Claiming a BME LGBT Identity

October 23, 2014

Dr. Maria Antoniou, the Interim Director of Brighton & Hove LGBT Switchboard wants to open a community wide discussion about identity.

Dr. Maria Antoniou
Dr. Maria Antoniou

BME, LIKE LGBT, is a social label under which lies a myriad of personal experiences and identities. It’s easy to get lost in acronyms, to see them as boxes we need to tick, to debate who’s in or out, or whether we are doing the right thing: being inclusive or exclusive.

I want us to go beyond labels and to speak about experiences, to share who we are and where we have come from, to listen to each other with mutual openness and respect – as BME and/or LGBT people. To find ways of creating community based on our sameness and our difference.

For me, being both BME and LGBT has been confusing, painful, inspiring and joyous. At some points in my life, I have marginalised my Cypriotness to claim a lesbian identity. At other times, my ethinicity has been far more important to me than my sexuality. I now try to claim an identity that is both Cypriot and lesbian.

This is not easy. Lesbians don’t fit into mainstream ideas of Cypriotness. Whilst growing up I felt forced to make a choice – Cypriot or lesbian, as if it was impossible to be both. In many ways, coming out as a lesbian at age 21 meant losing my family, forfeiting my cultural identification, giving up my claim to Cypriotness. I’m not alone in this experience – BME LGBT people frequently feel pressured into choosing, in being either/or, prioritising or marginalising parts of ourselves.

This isn’t helped by the racism we encounter both inside and outside of the LGBT community. In the face of racism I am undeniably Cypriot, undeniably BME. I have white skin, which I am aware gives me some social privilege, but I am visibly different (from white British people). I have a ‘foreign’ name. I have another language. My parents were migrants.

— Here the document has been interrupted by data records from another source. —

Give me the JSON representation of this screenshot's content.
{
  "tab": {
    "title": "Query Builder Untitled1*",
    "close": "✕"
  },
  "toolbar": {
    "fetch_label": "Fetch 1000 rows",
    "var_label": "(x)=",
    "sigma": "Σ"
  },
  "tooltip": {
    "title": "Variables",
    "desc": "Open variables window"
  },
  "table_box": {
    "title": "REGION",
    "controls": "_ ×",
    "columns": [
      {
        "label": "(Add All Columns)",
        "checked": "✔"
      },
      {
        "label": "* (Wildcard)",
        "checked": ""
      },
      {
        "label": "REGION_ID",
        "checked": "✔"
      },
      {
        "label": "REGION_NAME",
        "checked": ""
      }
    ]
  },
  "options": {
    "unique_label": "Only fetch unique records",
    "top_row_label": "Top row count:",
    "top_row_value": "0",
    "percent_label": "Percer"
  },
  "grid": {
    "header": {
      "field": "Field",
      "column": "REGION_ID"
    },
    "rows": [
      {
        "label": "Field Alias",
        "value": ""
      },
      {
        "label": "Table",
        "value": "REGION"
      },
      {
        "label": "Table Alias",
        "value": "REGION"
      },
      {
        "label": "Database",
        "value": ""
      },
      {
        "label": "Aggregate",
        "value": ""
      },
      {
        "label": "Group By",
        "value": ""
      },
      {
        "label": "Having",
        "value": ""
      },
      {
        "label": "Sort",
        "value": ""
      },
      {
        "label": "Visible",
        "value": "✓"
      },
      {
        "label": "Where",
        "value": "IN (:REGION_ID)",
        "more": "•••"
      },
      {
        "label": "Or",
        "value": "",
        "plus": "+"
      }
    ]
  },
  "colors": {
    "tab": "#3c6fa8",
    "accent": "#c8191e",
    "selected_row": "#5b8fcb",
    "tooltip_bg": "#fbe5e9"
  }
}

Within the LGBT community, I would like us to open up the discussion about identity. To welcome, express and explore the diverse experiences within the label ‘BME’, as we are doing with ‘LGBT’. To share and to listen to how BME LGBT identities are differently lived. I would also like to invite critical reflection on what it means to be ‘white’ / non-BME. In our society, whiteness doesn’t have to be conscious of itself, in the same way that heterosexuality and cisgender don’t have to be. Whiteness just is.

But I am not naïve. First we need to create a safe space in which to do this, where we can speak freely about ourselves without fear, and without attack. Anyone want to join me in this mission?